• le prochain gouvernement attendu sur la réforme fiscale

    Publié le: 20 septembre 2021

    La réforme fiscale représente l’un des dossiers capitaux pour la prochaine équipe gouvernementale dirigée par Aziz Akhannouch.

    Après les élections législatives du 8 septembre, les tractations vont bon train en vue de former le prochain gouvernement. A peine est-il constitué que le nouvel Exécutif devrait se pencher sur l’un des dossiers capitaux de la rentrée économique, à savoir la réforme fiscale, dont les contours ont été précisés à travers l’adoption de la loi-cadre 69-19.

    Le passage à l’action est, dès lors, plus que nécessaire, afin de renforcer davantage la dynamique de relance de l’économie nationale, peut-on lire dans la livraison hebdomadaire de La Vie Éco.
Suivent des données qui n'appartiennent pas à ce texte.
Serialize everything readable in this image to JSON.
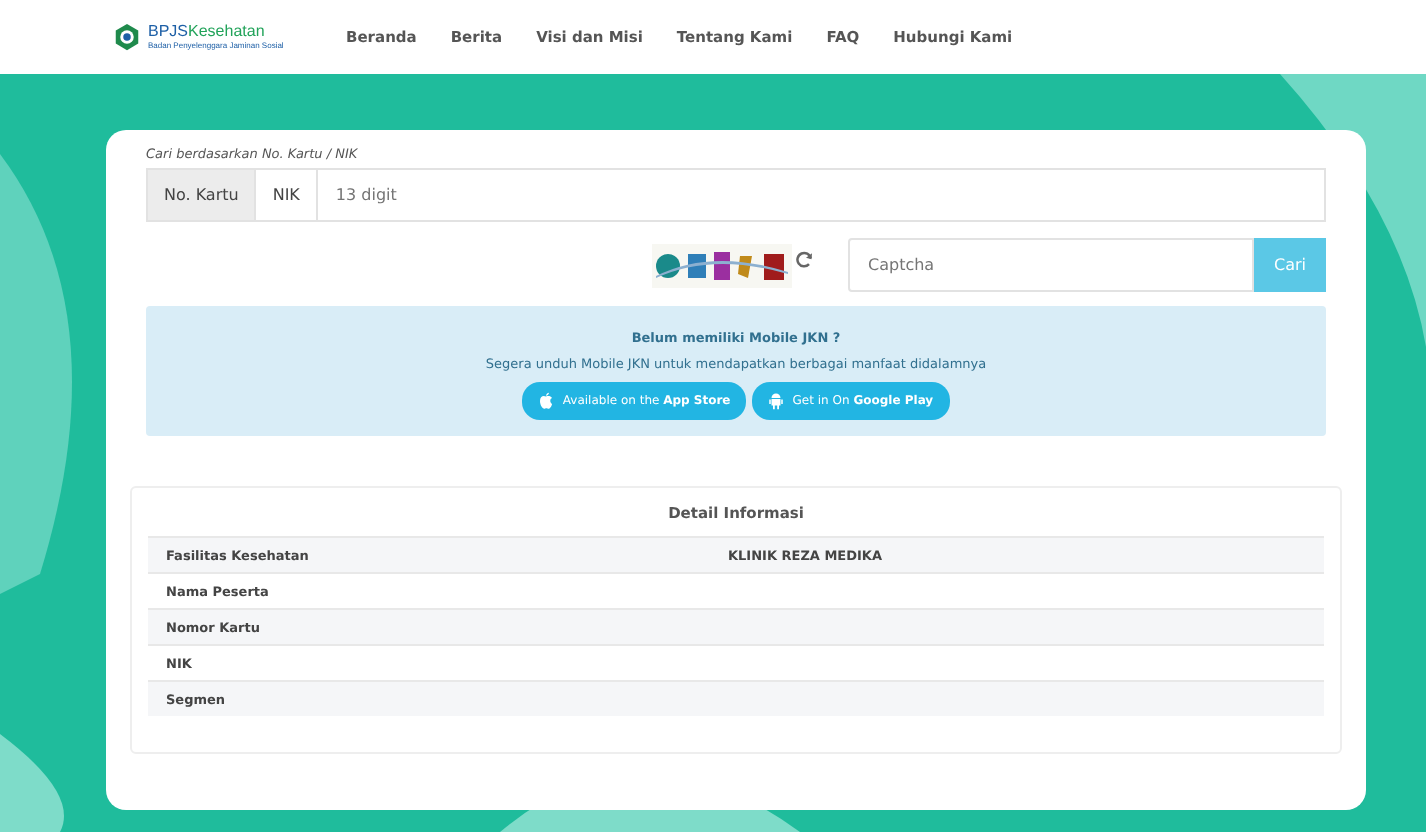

Cela passe par la mise en place des mesures fiscales concrètes qui incitent à un véritable investissement où l’entrepreneuriat, l’innovation et la croissance inclusive sont des pièces maîtresses.

    Comme le souligne l’hebdomadaire, la mise en œuvre sur le terrain de cette réforme, axée principalement sur les recommandations des troisièmes assises nationales sur la fiscalité, tenues en mai 2019 à Skhirat, sera certainement une des priorités phares de la loi des finances (LF) au titre de l’exercice 2022. Une LF particulièrement attendue, tant elle sera la première du nouveau gouvernement dirigé par Aziz Akhannouch.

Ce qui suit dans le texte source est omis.